Paddington enjoyed the cowboy film much more than the trailer, and he soon became quite lost in the story. He stood up on his seat with his paws on the balcony and his eyes glued to the screen. Every now and then he automatically dipped his spoon into the ice-cream tub and several times a lump fell off the spoon before it had even reached his mouth, which was most unusual.

It was all very complicated at first. Everyone seemed to be shooting at everyone else and Paddington got very worried in case there was no one left and they had to stop the film.

Each time the villain, who wore a black mask and a black hat, came on to the screen he booed, and when the hero appeared, riding a white horse, he cheered and waved his hat in the air until Mrs Brown became quite embarrassed. She wasn’t at all sorry when at long last the hero rode off into the setting sun and the film came to an end.

“Most enjoyable,” said Mrs Bird, rather surprisingly. The Browns had somehow never thought of Mrs Bird liking cowboy films. “Did you like it, Paddington?”

Paddington nodded his head vigorously. “I enjoyed it very much, thank you, Mrs Bird,” he said. “Except I can’t find my nougat anywhere.”

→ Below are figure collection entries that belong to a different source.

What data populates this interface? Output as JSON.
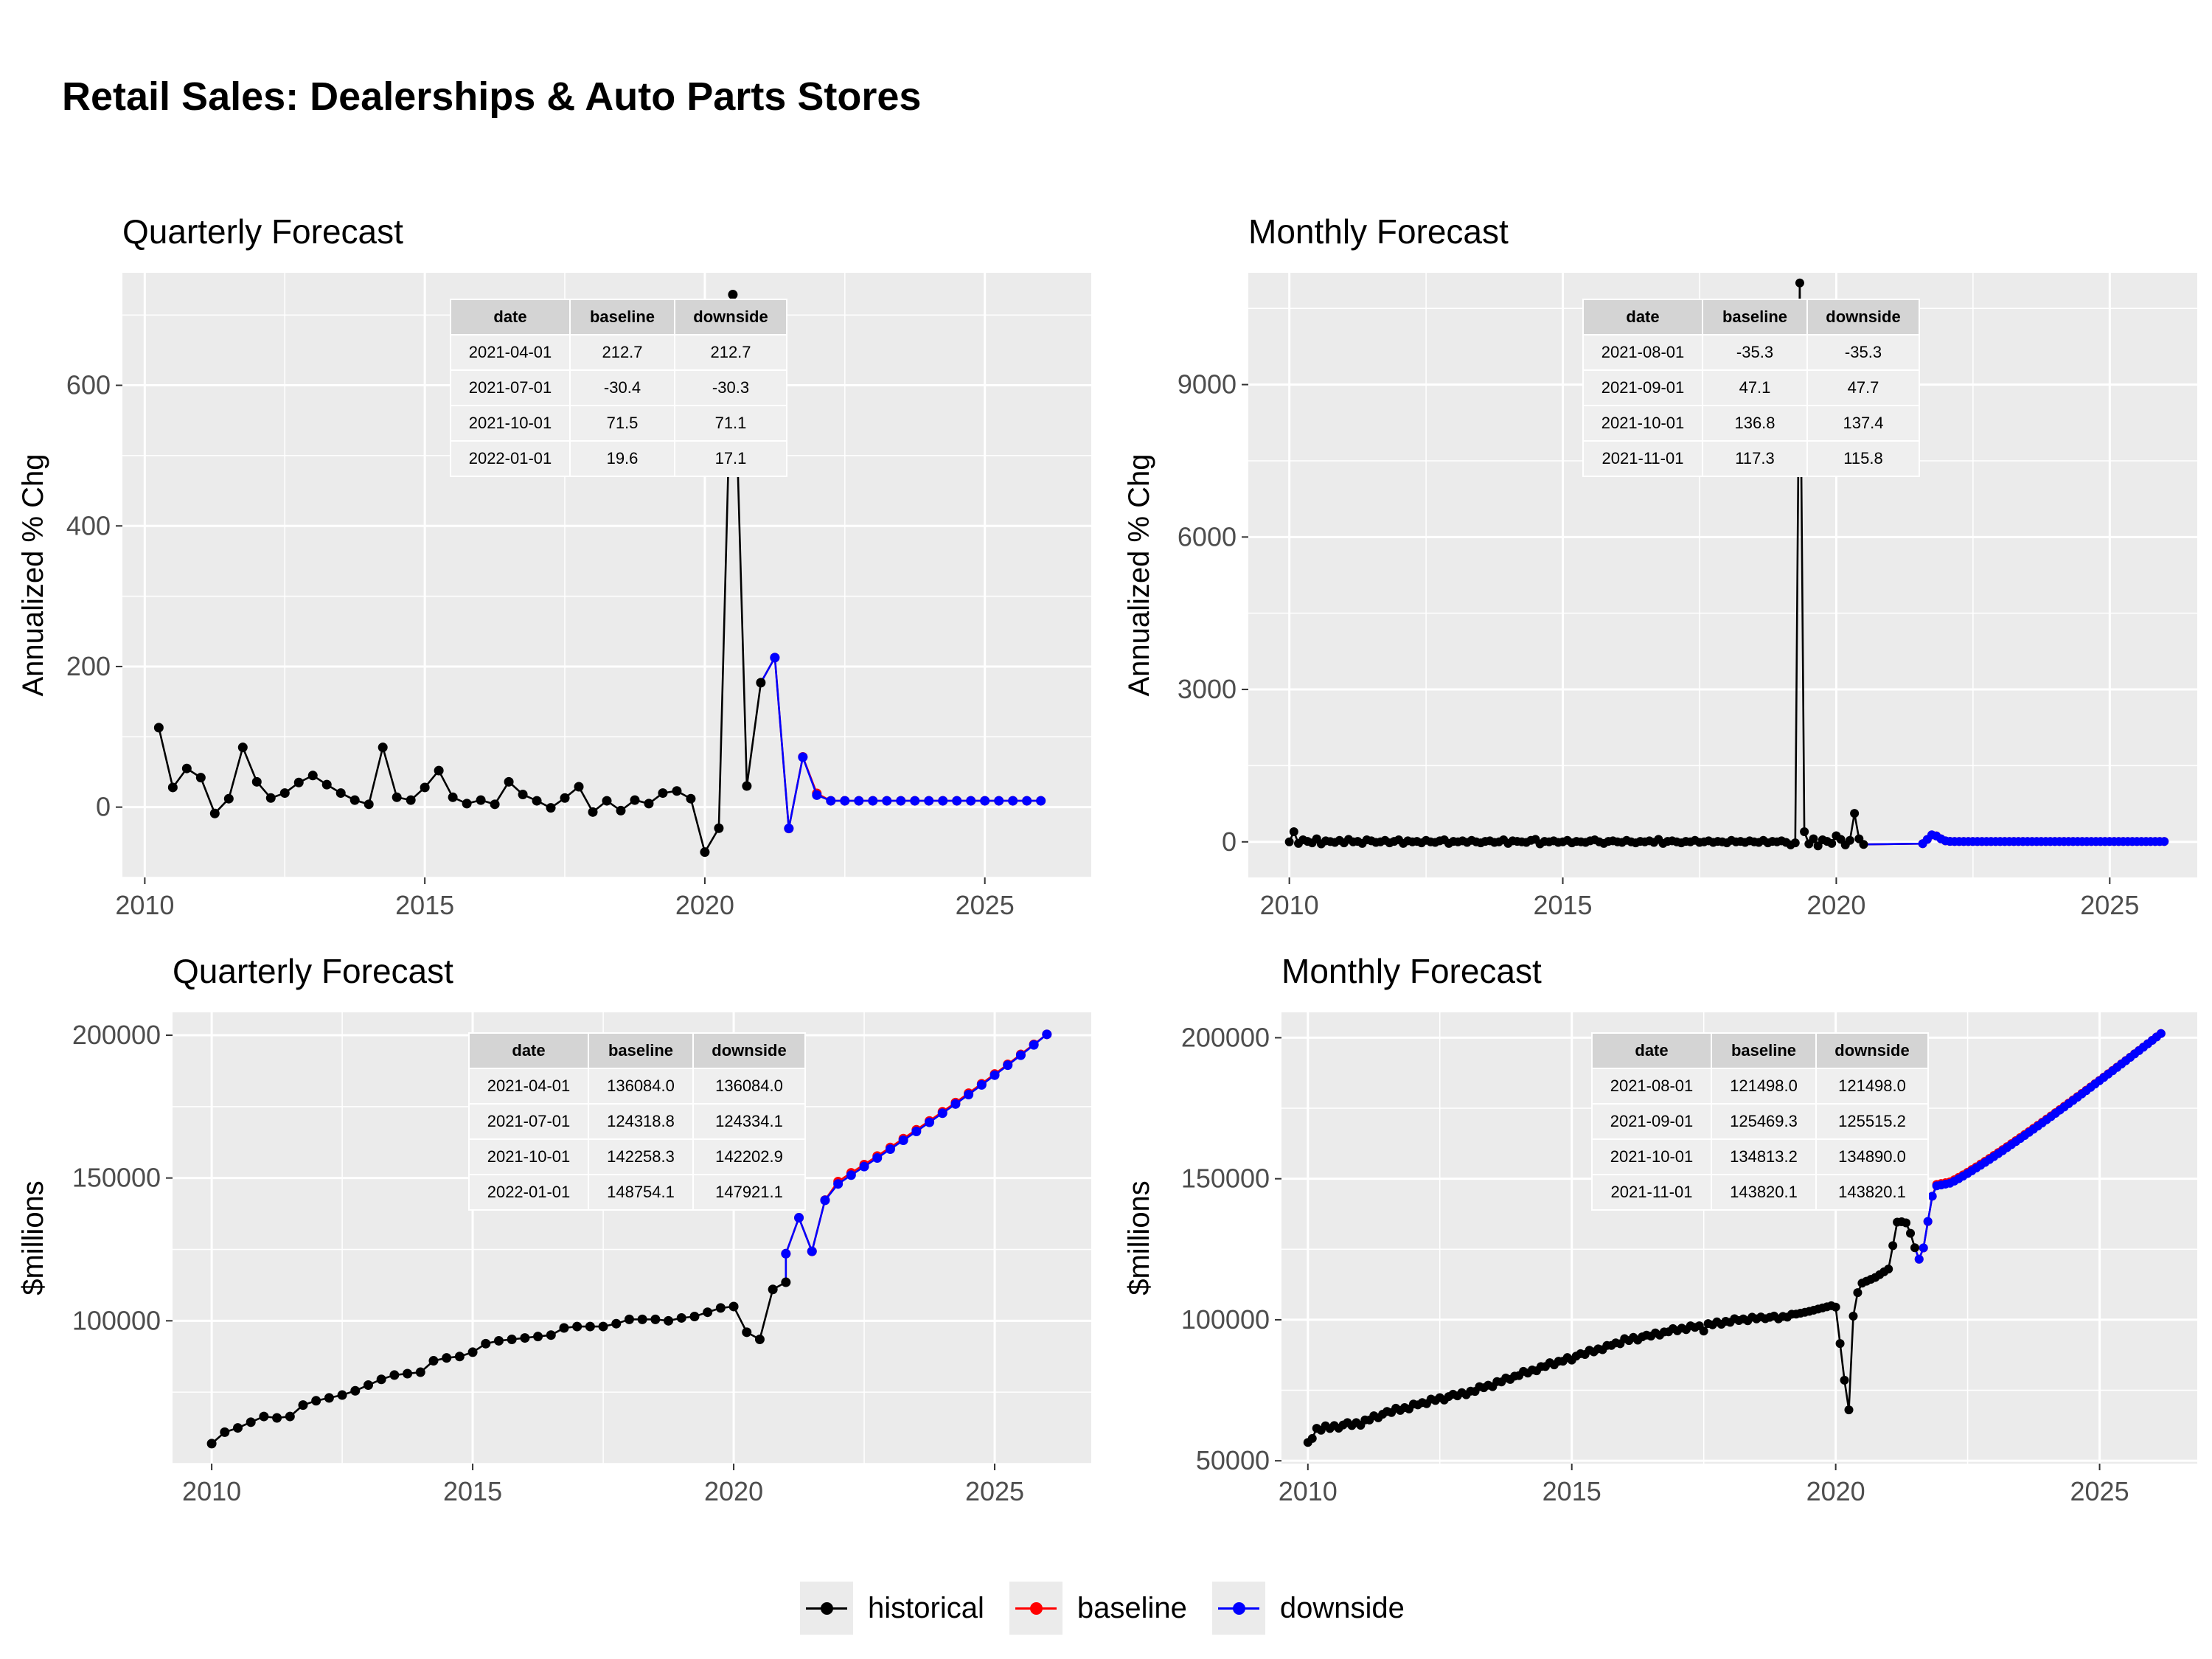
{
  "title": "Retail Sales: Dealerships & Auto Parts Stores",
  "colors": {
    "historical": "#000000",
    "baseline": "#ff0000",
    "downside": "#0000ff",
    "panel_bg": "#ebebeb",
    "grid": "#ffffff"
  },
  "legend": {
    "items": [
      {
        "key": "historical",
        "label": "historical"
      },
      {
        "key": "baseline",
        "label": "baseline"
      },
      {
        "key": "downside",
        "label": "downside"
      }
    ]
  },
  "chart_data": [
    {
      "id": "q_chg",
      "type": "line",
      "title": "Quarterly Forecast",
      "ylabel": "Annualized % Chg",
      "xlabel": "",
      "xlim": [
        2009.6,
        2026.9
      ],
      "ylim": [
        -100,
        760
      ],
      "xticks": [
        "2010",
        "2015",
        "2020",
        "2025"
      ],
      "yticks": [
        "0",
        "200",
        "400",
        "600"
      ],
      "historical": {
        "x": [
          2010.25,
          2010.5,
          2010.75,
          2011.0,
          2011.25,
          2011.5,
          2011.75,
          2012.0,
          2012.25,
          2012.5,
          2012.75,
          2013.0,
          2013.25,
          2013.5,
          2013.75,
          2014.0,
          2014.25,
          2014.5,
          2014.75,
          2015.0,
          2015.25,
          2015.5,
          2015.75,
          2016.0,
          2016.25,
          2016.5,
          2016.75,
          2017.0,
          2017.25,
          2017.5,
          2017.75,
          2018.0,
          2018.25,
          2018.5,
          2018.75,
          2019.0,
          2019.25,
          2019.5,
          2019.75,
          2020.0,
          2020.25,
          2020.5,
          2020.75,
          2021.0
        ],
        "y": [
          113,
          28,
          55,
          42,
          -9,
          12,
          85,
          36,
          13,
          20,
          35,
          45,
          32,
          20,
          10,
          4,
          85,
          14,
          10,
          28,
          52,
          14,
          5,
          10,
          4,
          36,
          18,
          9,
          -1,
          13,
          29,
          -7,
          9,
          -5,
          10,
          5,
          20,
          23,
          12,
          -64,
          -30,
          729,
          30,
          177
        ]
      },
      "baseline": {
        "x": [
          2021.25,
          2021.5,
          2021.75,
          2022.0,
          2022.25,
          2022.5,
          2022.75,
          2023.0,
          2023.25,
          2023.5,
          2023.75,
          2024.0,
          2024.25,
          2024.5,
          2024.75,
          2025.0,
          2025.25,
          2025.5,
          2025.75,
          2026.0
        ],
        "y": [
          212.7,
          -30.4,
          71.5,
          19.6,
          9,
          9,
          9,
          9,
          9,
          9,
          9,
          9,
          9,
          9,
          9,
          9,
          9,
          9,
          9,
          9
        ]
      },
      "downside": {
        "x": [
          2021.25,
          2021.5,
          2021.75,
          2022.0,
          2022.25,
          2022.5,
          2022.75,
          2023.0,
          2023.25,
          2023.5,
          2023.75,
          2024.0,
          2024.25,
          2024.5,
          2024.75,
          2025.0,
          2025.25,
          2025.5,
          2025.75,
          2026.0
        ],
        "y": [
          212.7,
          -30.3,
          71.1,
          17.1,
          9,
          9,
          9,
          9,
          9,
          9,
          9,
          9,
          9,
          9,
          9,
          9,
          9,
          9,
          9,
          9
        ]
      },
      "table": {
        "headers": [
          "date",
          "baseline",
          "downside"
        ],
        "rows": [
          [
            "2021-04-01",
            "212.7",
            "212.7"
          ],
          [
            "2021-07-01",
            "-30.4",
            "-30.3"
          ],
          [
            "2021-10-01",
            "71.5",
            "71.1"
          ],
          [
            "2022-01-01",
            "19.6",
            "17.1"
          ]
        ]
      }
    },
    {
      "id": "m_chg",
      "type": "line",
      "title": "Monthly Forecast",
      "ylabel": "Annualized % Chg",
      "xlabel": "",
      "xlim": [
        2009.25,
        2026.6
      ],
      "ylim": [
        -700,
        11200
      ],
      "xticks": [
        "2010",
        "2015",
        "2020",
        "2025"
      ],
      "yticks": [
        "0",
        "3000",
        "6000",
        "9000"
      ],
      "historical": {
        "x_start": 2010.0,
        "x_step": 0.08333,
        "y": [
          0,
          200,
          -30,
          40,
          10,
          -20,
          60,
          -40,
          20,
          5,
          -10,
          30,
          -20,
          50,
          0,
          10,
          -30,
          40,
          20,
          -10,
          0,
          30,
          -20,
          10,
          40,
          -30,
          20,
          0,
          10,
          -20,
          30,
          0,
          -10,
          20,
          40,
          -30,
          10,
          0,
          20,
          -10,
          30,
          0,
          -20,
          10,
          20,
          -10,
          0,
          40,
          -30,
          20,
          10,
          0,
          -10,
          30,
          50,
          -40,
          10,
          0,
          20,
          -10,
          0,
          30,
          -20,
          10,
          0,
          -10,
          20,
          40,
          0,
          -30,
          10,
          20,
          0,
          -10,
          30,
          0,
          -20,
          10,
          0,
          20,
          -10,
          50,
          -30,
          10,
          20,
          0,
          -20,
          10,
          0,
          30,
          -10,
          0,
          20,
          -10,
          10,
          0,
          -20,
          30,
          0,
          10,
          -10,
          20,
          0,
          -10,
          30,
          -20,
          10,
          0,
          20,
          -10,
          -60,
          -20,
          11000,
          200,
          -40,
          60,
          -80,
          40,
          10,
          -30,
          120,
          50,
          -60,
          30,
          560,
          60,
          -50
        ],
        "peak_note": "historical April-May 2020 spike near 11000"
      },
      "baseline": {
        "x_start": 2021.58,
        "x_step": 0.08333,
        "y": [
          -35.3,
          47.1,
          136.8,
          117.3,
          60,
          20,
          10,
          8,
          7,
          7,
          7,
          7,
          7,
          7,
          7,
          7,
          7,
          7,
          7,
          7,
          7,
          7,
          7,
          7,
          7,
          7,
          7,
          7,
          7,
          7,
          7,
          7,
          7,
          7,
          7,
          7,
          7,
          7,
          7,
          7,
          7,
          7,
          7,
          7,
          7,
          7,
          7,
          7,
          7,
          7,
          7,
          7,
          7,
          7
        ]
      },
      "downside": {
        "x_start": 2021.58,
        "x_step": 0.08333,
        "y": [
          -35.3,
          47.7,
          137.4,
          115.8,
          60,
          20,
          10,
          8,
          7,
          7,
          7,
          7,
          7,
          7,
          7,
          7,
          7,
          7,
          7,
          7,
          7,
          7,
          7,
          7,
          7,
          7,
          7,
          7,
          7,
          7,
          7,
          7,
          7,
          7,
          7,
          7,
          7,
          7,
          7,
          7,
          7,
          7,
          7,
          7,
          7,
          7,
          7,
          7,
          7,
          7,
          7,
          7,
          7,
          7
        ]
      },
      "table": {
        "headers": [
          "date",
          "baseline",
          "downside"
        ],
        "rows": [
          [
            "2021-08-01",
            "-35.3",
            "-35.3"
          ],
          [
            "2021-09-01",
            "47.1",
            "47.7"
          ],
          [
            "2021-10-01",
            "136.8",
            "137.4"
          ],
          [
            "2021-11-01",
            "117.3",
            "115.8"
          ]
        ]
      }
    },
    {
      "id": "q_lvl",
      "type": "line",
      "title": "Quarterly Forecast",
      "ylabel": "$millions",
      "xlabel": "",
      "xlim": [
        2009.25,
        2026.85
      ],
      "ylim": [
        50000,
        208000
      ],
      "xticks": [
        "2010",
        "2015",
        "2020",
        "2025"
      ],
      "yticks": [
        "100000",
        "150000",
        "200000"
      ],
      "historical": {
        "x": [
          2010.0,
          2010.25,
          2010.5,
          2010.75,
          2011.0,
          2011.25,
          2011.5,
          2011.75,
          2012.0,
          2012.25,
          2012.5,
          2012.75,
          2013.0,
          2013.25,
          2013.5,
          2013.75,
          2014.0,
          2014.25,
          2014.5,
          2014.75,
          2015.0,
          2015.25,
          2015.5,
          2015.75,
          2016.0,
          2016.25,
          2016.5,
          2016.75,
          2017.0,
          2017.25,
          2017.5,
          2017.75,
          2018.0,
          2018.25,
          2018.5,
          2018.75,
          2019.0,
          2019.25,
          2019.5,
          2019.75,
          2020.0,
          2020.25,
          2020.5,
          2020.75,
          2021.0
        ],
        "y": [
          57000,
          61000,
          62500,
          64500,
          66500,
          66000,
          66500,
          70500,
          72000,
          73000,
          74000,
          75500,
          77500,
          79500,
          81000,
          81500,
          82000,
          86000,
          87000,
          87500,
          89000,
          92000,
          93000,
          93500,
          94000,
          94500,
          95000,
          97500,
          98000,
          98000,
          98000,
          99000,
          100500,
          100500,
          100500,
          100000,
          101000,
          101500,
          103000,
          104500,
          105000,
          96000,
          93500,
          111000,
          113500
        ]
      },
      "baseline": {
        "x": [
          2021.0,
          2021.25,
          2021.5,
          2021.75,
          2022.0,
          2022.25,
          2022.5,
          2022.75,
          2023.0,
          2023.25,
          2023.5,
          2023.75,
          2024.0,
          2024.25,
          2024.5,
          2024.75,
          2025.0,
          2025.25,
          2025.5,
          2025.75,
          2026.0
        ],
        "y": [
          123500,
          136084,
          124318.8,
          142258.3,
          148754.1,
          151800,
          154700,
          157700,
          160700,
          163800,
          166900,
          170000,
          173200,
          176400,
          179700,
          183000,
          186400,
          189800,
          193300,
          196800,
          200300
        ]
      },
      "downside": {
        "x": [
          2021.0,
          2021.25,
          2021.5,
          2021.75,
          2022.0,
          2022.25,
          2022.5,
          2022.75,
          2023.0,
          2023.25,
          2023.5,
          2023.75,
          2024.0,
          2024.25,
          2024.5,
          2024.75,
          2025.0,
          2025.25,
          2025.5,
          2025.75,
          2026.0
        ],
        "y": [
          123500,
          136084,
          124334.1,
          142202.9,
          147921.1,
          151000,
          154000,
          157000,
          160100,
          163200,
          166300,
          169500,
          172700,
          175900,
          179200,
          182600,
          186000,
          189500,
          193000,
          196600,
          200300
        ]
      },
      "table": {
        "headers": [
          "date",
          "baseline",
          "downside"
        ],
        "rows": [
          [
            "2021-04-01",
            "136084.0",
            "136084.0"
          ],
          [
            "2021-07-01",
            "124318.8",
            "124334.1"
          ],
          [
            "2021-10-01",
            "142258.3",
            "142202.9"
          ],
          [
            "2022-01-01",
            "148754.1",
            "147921.1"
          ]
        ]
      }
    },
    {
      "id": "m_lvl",
      "type": "line",
      "title": "Monthly Forecast",
      "ylabel": "$millions",
      "xlabel": "",
      "xlim": [
        2009.5,
        2026.85
      ],
      "ylim": [
        49000,
        209000
      ],
      "xticks": [
        "2010",
        "2015",
        "2020",
        "2025"
      ],
      "yticks": [
        "50000",
        "100000",
        "150000",
        "200000"
      ],
      "historical": {
        "x_start": 2010.0,
        "x_step": 0.08333,
        "anchors_x": [
          2010.0,
          2010.17,
          2011.0,
          2011.5,
          2012.0,
          2012.5,
          2013.0,
          2013.5,
          2014.0,
          2014.5,
          2015.0,
          2015.5,
          2016.0,
          2016.5,
          2017.0,
          2017.5,
          2018.0,
          2018.5,
          2019.0,
          2019.5,
          2019.92,
          2020.0,
          2020.17,
          2020.25,
          2020.33,
          2020.42,
          2020.5,
          2020.75,
          2021.0,
          2021.17,
          2021.33,
          2021.42,
          2021.5
        ],
        "anchors_y": [
          56500,
          61000,
          63500,
          67000,
          69500,
          72000,
          74000,
          77000,
          80500,
          83500,
          86500,
          89500,
          92500,
          94500,
          96500,
          98000,
          99500,
          100500,
          101000,
          103000,
          105000,
          104500,
          78000,
          68000,
          101000,
          110000,
          113000,
          115000,
          118000,
          135000,
          134500,
          130500,
          125500
        ],
        "jitter": [
          0,
          -800,
          600,
          -400,
          900,
          -300,
          500,
          -700,
          200,
          800,
          -500,
          300,
          -900,
          400,
          -200,
          700,
          -600,
          100,
          500,
          -300,
          800,
          -400,
          200,
          -700,
          600,
          -100,
          300,
          -500,
          700,
          -200,
          400,
          -800,
          100,
          600,
          -300,
          500,
          -600,
          200,
          -400,
          800,
          -100,
          300,
          -700,
          500,
          -200,
          600,
          -500,
          100,
          -300,
          700,
          -400,
          200,
          -600,
          400,
          -100,
          800,
          -500,
          300,
          -200,
          600,
          -800,
          100,
          500,
          -300,
          700,
          -400,
          200,
          -600,
          400,
          -100,
          300,
          -500,
          800,
          -200,
          600,
          -700,
          100,
          400,
          -300,
          500,
          -600,
          200,
          -100,
          700,
          -400,
          300,
          -500,
          600,
          -200,
          100,
          -2000,
          400,
          -300,
          500,
          -600,
          200,
          -400,
          700,
          -100,
          300,
          -500,
          600,
          -200,
          400,
          -300,
          100,
          500,
          -600,
          200,
          -400,
          300,
          0,
          0,
          0,
          0,
          0,
          0,
          0,
          0,
          0,
          0,
          0,
          0,
          0,
          0,
          0,
          0,
          0,
          0
        ]
      },
      "baseline": {
        "x_start": 2021.58,
        "x_step": 0.08333,
        "first_values": [
          121498.0,
          125469.3,
          134813.2,
          143820.1
        ],
        "end_value": 201500,
        "plateau_value": 148000
      },
      "downside": {
        "x_start": 2021.58,
        "x_step": 0.08333,
        "first_values": [
          121498.0,
          125515.2,
          134890.0,
          143820.1
        ],
        "end_value": 201500,
        "plateau_value": 147500
      },
      "table": {
        "headers": [
          "date",
          "baseline",
          "downside"
        ],
        "rows": [
          [
            "2021-08-01",
            "121498.0",
            "121498.0"
          ],
          [
            "2021-09-01",
            "125469.3",
            "125515.2"
          ],
          [
            "2021-10-01",
            "134813.2",
            "134890.0"
          ],
          [
            "2021-11-01",
            "143820.1",
            "143820.1"
          ]
        ]
      }
    }
  ]
}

“Never mind, Paddington,” said Mr Brown, after they had all searched in vain for it. “I’ll buy you some more in a minute. After we’ve heard the organ.”

He sat back heavily in his seat and then turned to see Paddington. “If you watch,” he explained, “you’ll see it come up through the floor in a moment.”

“Come up through the floor, Mr Brown?” exclaimed Paddington. “I don’t think I’ve ever seen an organ come up through the floor before.”